Centuries ago, "wilderness" meant a distinctly different place. Satan, according to Saint Matthew, tempted Jesus Christ in the wilderness for 40 days and 40 nights. The Biblical wilderness was a hostile place, a testing place. The word wilderness itself began to evolve in the early Teutonic and Norse tongues. The word will, which we now know as wild, was used to convey the concept of being lost; deor meant beast; wild-deor were creatures-out-of-control. Thus, a wild-deor-ness came to mean a place populated by such creatures.
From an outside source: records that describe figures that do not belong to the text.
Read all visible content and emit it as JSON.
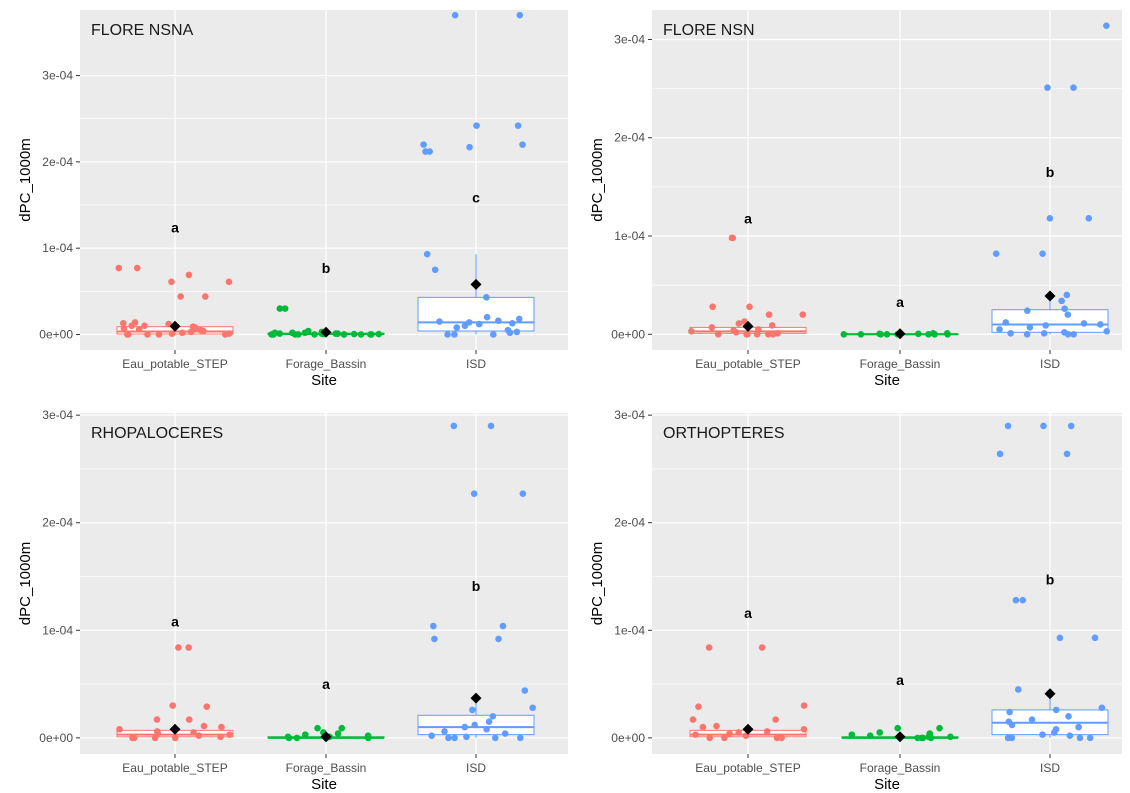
{
  "colors": {
    "Eau_potable_STEP": "#F8766D",
    "Forage_Bassin": "#00BA38",
    "ISD": "#619CFF",
    "mean_marker": "#000000",
    "panel_background": "#EBEBEB",
    "grid": "#FFFFFF"
  },
  "chart_data": [
    {
      "type": "boxplot",
      "title": "FLORE NSNA",
      "xlabel": "Site",
      "ylabel": "dPC_1000m",
      "categories": [
        "Eau_potable_STEP",
        "Forage_Bassin",
        "ISD"
      ],
      "ylim": [
        -1.8e-05,
        0.000376
      ],
      "yticks": [
        0,
        0.0001,
        0.0002,
        0.0003
      ],
      "ytick_labels": [
        "0e+00",
        "1e-04",
        "2e-04",
        "3e-04"
      ],
      "grid": true,
      "letters": [
        "a",
        "b",
        "c"
      ],
      "letter_y": [
        0.000124,
        7.7e-05,
        0.000159
      ],
      "boxes": [
        {
          "q1": 5e-07,
          "median": 3.5e-06,
          "q3": 9e-06,
          "whisker_low": 0,
          "whisker_high": 1.4e-05,
          "mean": 9.5e-06
        },
        {
          "q1": 0,
          "median": 5e-07,
          "q3": 1.5e-06,
          "whisker_low": 0,
          "whisker_high": 3e-06,
          "mean": 2.5e-06
        },
        {
          "q1": 4e-06,
          "median": 1.4e-05,
          "q3": 4.3e-05,
          "whisker_low": 0,
          "whisker_high": 9.3e-05,
          "mean": 5.8e-05
        }
      ],
      "points": [
        [
          7.7e-05,
          7.7e-05,
          6.9e-05,
          6.1e-05,
          6.1e-05,
          4.4e-05,
          4.4e-05,
          1.4e-05,
          1.3e-05,
          1.2e-05,
          1e-05,
          1e-05,
          9e-06,
          8e-06,
          7e-06,
          6e-06,
          5e-06,
          4e-06,
          3e-06,
          2e-06,
          1e-06,
          1e-06,
          0,
          0,
          0,
          0,
          0
        ],
        [
          3e-05,
          3e-05,
          4e-06,
          3e-06,
          2e-06,
          2e-06,
          2e-06,
          1e-06,
          1e-06,
          1e-06,
          1e-06,
          5e-07,
          5e-07,
          5e-07,
          0,
          0,
          0,
          0,
          0,
          0,
          0,
          0,
          0,
          0
        ],
        [
          0.00037,
          0.00037,
          0.000242,
          0.000242,
          0.00022,
          0.00022,
          0.000217,
          0.000212,
          0.000212,
          9.3e-05,
          7.5e-05,
          4.3e-05,
          2e-05,
          1.8e-05,
          1.6e-05,
          1.5e-05,
          1.4e-05,
          1.3e-05,
          1.2e-05,
          1e-05,
          8e-06,
          5e-06,
          3e-06,
          2e-06,
          0,
          0,
          0
        ]
      ]
    },
    {
      "type": "boxplot",
      "title": "FLORE NSN",
      "xlabel": "Site",
      "ylabel": "dPC_1000m",
      "categories": [
        "Eau_potable_STEP",
        "Forage_Bassin",
        "ISD"
      ],
      "ylim": [
        -1.6e-05,
        0.00033
      ],
      "yticks": [
        0,
        0.0001,
        0.0002,
        0.0003
      ],
      "ytick_labels": [
        "0e+00",
        "1e-04",
        "2e-04",
        "3e-04"
      ],
      "grid": true,
      "letters": [
        "a",
        "a",
        "b"
      ],
      "letter_y": [
        0.000118,
        3.3e-05,
        0.000165
      ],
      "boxes": [
        {
          "q1": 1e-06,
          "median": 3e-06,
          "q3": 7e-06,
          "whisker_low": 0,
          "whisker_high": 1.3e-05,
          "mean": 8e-06
        },
        {
          "q1": 0,
          "median": 0,
          "q3": 5e-07,
          "whisker_low": 0,
          "whisker_high": 1e-06,
          "mean": 5e-07
        },
        {
          "q1": 2e-06,
          "median": 1e-05,
          "q3": 2.5e-05,
          "whisker_low": 0,
          "whisker_high": 4e-05,
          "mean": 3.9e-05
        }
      ],
      "points": [
        [
          9.8e-05,
          9.8e-05,
          2.8e-05,
          2.8e-05,
          2e-05,
          2e-05,
          1.3e-05,
          1.1e-05,
          9e-06,
          7e-06,
          5e-06,
          4e-06,
          3e-06,
          2e-06,
          1e-06,
          0,
          0,
          0,
          0,
          0,
          0
        ],
        [
          1e-06,
          1e-06,
          5e-07,
          5e-07,
          0,
          0,
          0,
          0,
          0,
          0,
          0,
          0
        ],
        [
          0.000314,
          0.000251,
          0.000251,
          0.000118,
          0.000118,
          8.2e-05,
          8.2e-05,
          4e-05,
          3.4e-05,
          2.6e-05,
          2.4e-05,
          2e-05,
          1.2e-05,
          1.1e-05,
          1e-05,
          9e-06,
          7e-06,
          5e-06,
          3e-06,
          2e-06,
          1e-06,
          1e-06,
          0,
          0,
          0
        ]
      ]
    },
    {
      "type": "boxplot",
      "title": "RHOPALOCERES",
      "xlabel": "Site",
      "ylabel": "dPC_1000m",
      "categories": [
        "Eau_potable_STEP",
        "Forage_Bassin",
        "ISD"
      ],
      "ylim": [
        -1.5e-05,
        0.000302
      ],
      "yticks": [
        0,
        0.0001,
        0.0002,
        0.0003
      ],
      "ytick_labels": [
        "0e+00",
        "1e-04",
        "2e-04",
        "3e-04"
      ],
      "grid": true,
      "letters": [
        "a",
        "a",
        "b"
      ],
      "letter_y": [
        0.000108,
        5e-05,
        0.000141
      ],
      "boxes": [
        {
          "q1": 1e-06,
          "median": 3e-06,
          "q3": 7e-06,
          "whisker_low": 0,
          "whisker_high": 1.2e-05,
          "mean": 8e-06
        },
        {
          "q1": 0,
          "median": 0,
          "q3": 1e-06,
          "whisker_low": 0,
          "whisker_high": 2e-06,
          "mean": 1e-06
        },
        {
          "q1": 3e-06,
          "median": 1e-05,
          "q3": 2.1e-05,
          "whisker_low": 0,
          "whisker_high": 4e-05,
          "mean": 3.7e-05
        }
      ],
      "points": [
        [
          8.4e-05,
          8.4e-05,
          3e-05,
          2.9e-05,
          1.7e-05,
          1.7e-05,
          1.1e-05,
          1e-05,
          8e-06,
          6e-06,
          5e-06,
          4e-06,
          3e-06,
          2e-06,
          1e-06,
          0,
          0,
          0,
          0
        ],
        [
          9e-06,
          9e-06,
          5e-06,
          4e-06,
          3e-06,
          2e-06,
          1e-06,
          1e-06,
          0,
          0,
          0,
          0
        ],
        [
          0.00029,
          0.00029,
          0.000227,
          0.000227,
          0.000104,
          0.000104,
          9.2e-05,
          9.2e-05,
          4.4e-05,
          2.8e-05,
          2.6e-05,
          2e-05,
          1.5e-05,
          1.2e-05,
          1e-05,
          8e-06,
          6e-06,
          4e-06,
          2e-06,
          1e-06,
          0,
          0,
          0,
          0
        ]
      ]
    },
    {
      "type": "boxplot",
      "title": "ORTHOPTERES",
      "xlabel": "Site",
      "ylabel": "dPC_1000m",
      "categories": [
        "Eau_potable_STEP",
        "Forage_Bassin",
        "ISD"
      ],
      "ylim": [
        -1.5e-05,
        0.000302
      ],
      "yticks": [
        0,
        0.0001,
        0.0002,
        0.0003
      ],
      "ytick_labels": [
        "0e+00",
        "1e-04",
        "2e-04",
        "3e-04"
      ],
      "grid": true,
      "letters": [
        "a",
        "a",
        "b"
      ],
      "letter_y": [
        0.000116,
        5.4e-05,
        0.000147
      ],
      "boxes": [
        {
          "q1": 1e-06,
          "median": 3e-06,
          "q3": 7e-06,
          "whisker_low": 0,
          "whisker_high": 1.2e-05,
          "mean": 8e-06
        },
        {
          "q1": 0,
          "median": 0,
          "q3": 1e-06,
          "whisker_low": 0,
          "whisker_high": 2e-06,
          "mean": 1e-06
        },
        {
          "q1": 3e-06,
          "median": 1.4e-05,
          "q3": 2.6e-05,
          "whisker_low": 0,
          "whisker_high": 4.4e-05,
          "mean": 4.1e-05
        }
      ],
      "points": [
        [
          8.4e-05,
          8.4e-05,
          3e-05,
          2.9e-05,
          1.7e-05,
          1.7e-05,
          1.1e-05,
          1e-05,
          8e-06,
          6e-06,
          5e-06,
          4e-06,
          3e-06,
          2e-06,
          1e-06,
          0,
          0,
          0,
          0
        ],
        [
          9e-06,
          9e-06,
          5e-06,
          4e-06,
          3e-06,
          2e-06,
          1e-06,
          1e-06,
          0,
          0,
          0,
          0
        ],
        [
          0.00029,
          0.00029,
          0.00029,
          0.000264,
          0.000264,
          0.000128,
          0.000128,
          9.3e-05,
          9.3e-05,
          4.5e-05,
          2.8e-05,
          2.6e-05,
          2.4e-05,
          2e-05,
          1.7e-05,
          1.5e-05,
          1.2e-05,
          1e-05,
          8e-06,
          5e-06,
          3e-06,
          2e-06,
          0,
          0,
          0,
          0
        ]
      ]
    }
  ]
}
The more we learned about the wilderness, especially in this century, the narrower our definition became. As we chopped away at it, it became easier to classify wilderness into neat, identifiable packages. Our fear of the wilderness slowly gave way to belated admiration. The wilderness still tests us, but we no longer expect to find the devil there.
We may, however, find the next worse thing—the Bureau of Reclamation. BuRec (the accent's on wreck) has invaded a new wilderness—Aspen's Hunter Creek watershed. Not only has the federal dam-building bureaucracy torn up one of the West's most scenic streams, but it plans to divert all but a trickle of water under the Rocky Mountains to the thirsty voters of Pueblo, Colorado. This, despite the fact that the Hunter Creek Valley was officially recognized as "wilderness" earlier this year.
The lesson is clear. It is not enough to define wilderness. Packaging it in neat semantic bundles won't save it, even from the federal government. What will? Let's reclassify the BuRec and its bulldozing crews as wild-deors—creatures-out-of-control—and take appropriate legislative action to control their numbers and range.